5. Hay opciones y mejores condiciones. En el caso del crédito emprendedor, por ejemplo, la Reforma Financiera ha hecho más fácil la obtención de crédito, sobre todo, estableciendo mejores condiciones en las tasas de interés y plazo, explica Enrique Jacob, presidente del Instituto Nacional del Emprendedor (INADEM). En el Crédito Joven, por ejemplo, al 31 de diciembre se autorizaron 431 créditos por más de 182 millones de pesos. Este crédito ofrece una tasa de 9.9% anual fija en la vida del crédito. Esto es novedad cuando se piensa en que los jóvenes mexicanos han sido uno de los grupos con menor acceso a financiamiento.

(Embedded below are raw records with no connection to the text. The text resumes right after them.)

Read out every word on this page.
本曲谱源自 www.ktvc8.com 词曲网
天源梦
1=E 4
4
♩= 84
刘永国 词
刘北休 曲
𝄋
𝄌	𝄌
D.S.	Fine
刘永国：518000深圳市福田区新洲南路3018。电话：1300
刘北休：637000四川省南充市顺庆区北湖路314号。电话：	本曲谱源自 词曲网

Y hay más opciones, instituciones como Santander ofrece 10 créditos para micro o pequeñas y medianas empresas. Bancomer otros cinco, Banorte tres y Banamex otros dos.

“Es buen momento para que los mexicanos, particularmente los jóvenes, vean en el emprendimiento una buena oportunidad de desarrollo personal y profesional”, dice Jacob.

Además, los procesos son cada vez más sencillos gracias a las herramientas que existen, no solo para que el solicitante esté al tanto de lo que necesita, sino porque puede tomar cursos en línea para saber cómo es el proceso de solicitud, como es el caso del Infonavit o INADEM.